HUW MONTAGUE RENDALL, UN JEUNE ET FORMIDABLE HAMLET
À Berlin, sur la scène de la Komische Oper, le jeune baryton anglais Huw Montague Rendall est Hamlet, excellent et troublant dans l’opéra de Ambroise Thomas. Il forme avec la soprano Liv Redpath, qui interprète Ophélie, un duo fascinant. Sous la direction de Marie Jacquot, l’orchestre est splendide. Nadja Loschky signe une mise en scène sans âge qui manque de singularité et de personnalité.
Dans le hall d’un château cossu – un grand escalier, un lustre en cristal, des rideaux en velours, la tapisserie couleur lie de vin – apparaissent la reine et le nouveau roi, le prêtre, les servants et toute la Cour. C’est dans cette société hypocrite et vulgaire qu’Ophélie, Hamlet et Yorick, son alter ego (un fou en culotte bouffante et cuissardes) semblent ne pas trouver leurs places. Leur juvénilité, leur simplicité, leur refus des apparences dans un système immoral et dégénéré les isolent.
Le baryton britannique Huw Montague Rendall campe un Hamlet morose, intranquille et effronté. Son teint pâle et ses vêtements blancs font de lui une silhouette discordante dans ce monde rouge sombre, impur et corrompu. Hamlet est ici un enfant attendrissant qu’on n’a pas vu grandir. Son pantalon est trop court et la mission qui lui est confiée (suite à la mort de son père et l’apparition de ce dernier en fantôme) semble trop lourde pour ses frêles épaules. Pourtant, il se montre combattif et déterminé. Il célèbre l’ivresse et la vérité. Il transperce les murs du palais à coups de pioche pour rendre visible la terre et la pourriture. Le jeu et le chant du jeune chanteur sont naturels et renversants. Sa voix est délicate et épanouie, sa diction impeccable. Également jeune, la soprano américaine Liv Redpath est Ophélie, resplendissante et émouvante. Elle affronte avec aisance les difficultés du rôle, offre des aigus éclatants, une forte présence scénique et une belle musicalité.

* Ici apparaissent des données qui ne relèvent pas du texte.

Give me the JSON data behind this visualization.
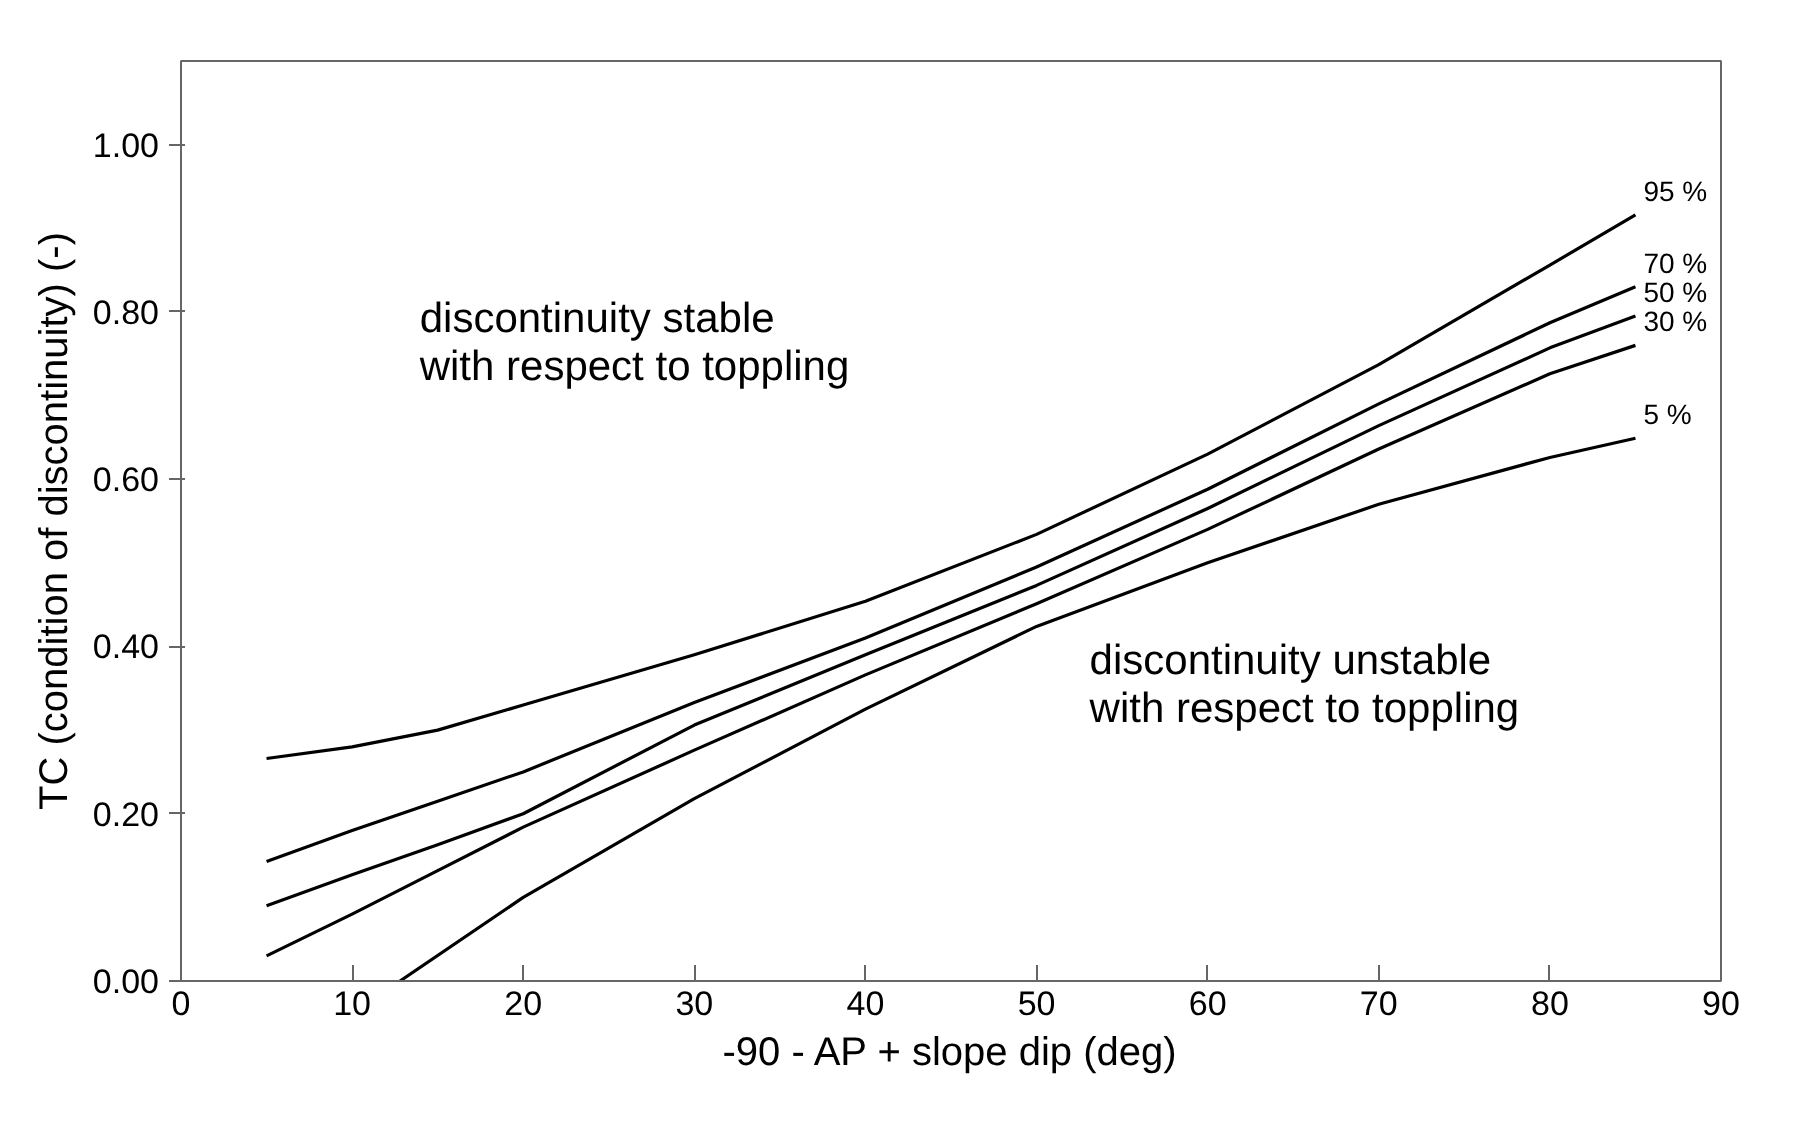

Nadja Loschky semble n’avoir pas voulu s’encombrer de réflexions psychologiques ou inédites en racontant Hamlet comme tant de fois, assez littéralement. Elle développe une esthétique de château hanté, des images cauchemardesques et post-traumatiques, ce qui justifie l’omniprésence des croque-morts sinistres avec chapeaux, gants, attachés-cases et parapluies noirs. Plus tard, la scène est recouverte de terre ; le palais est délabré. On est proche d’une version scénique conventionnelle et démodée. La pièce nous touche mais ne nous interpelle pas assez, ne nous concerne que trop peu. Les chanteurs acteurs jouent souvent face à la rampe comme autrefois. De même, la gestion du chœur est assez classique. Des danseurs doublent les protagonistes et miment les pensées et les rêves des personnages comme, lors d’un pas de deux gnangnan, l’amour heureux qu’auraient pu vivre Hamlet et Ophélie. On regrette que leurs interventions ne servent pas à créer plus de mystère ou explorer ce qui n’est pas déjà explicitement dit. Leur présence s’avère être surtout utile pour porter un accessoire et changer le décor.
Dans la fosse, Marie Jacquot cherche l’équilibre, la pertinence et la vivacité. Elle inspire l’orchestre et lui insuffle joie, densité, poésie et puissance, dévoile de multiples détails, favorise des solos instrumentaux délectables, tout en faisant progresser le drame jusqu’au final déchaîné.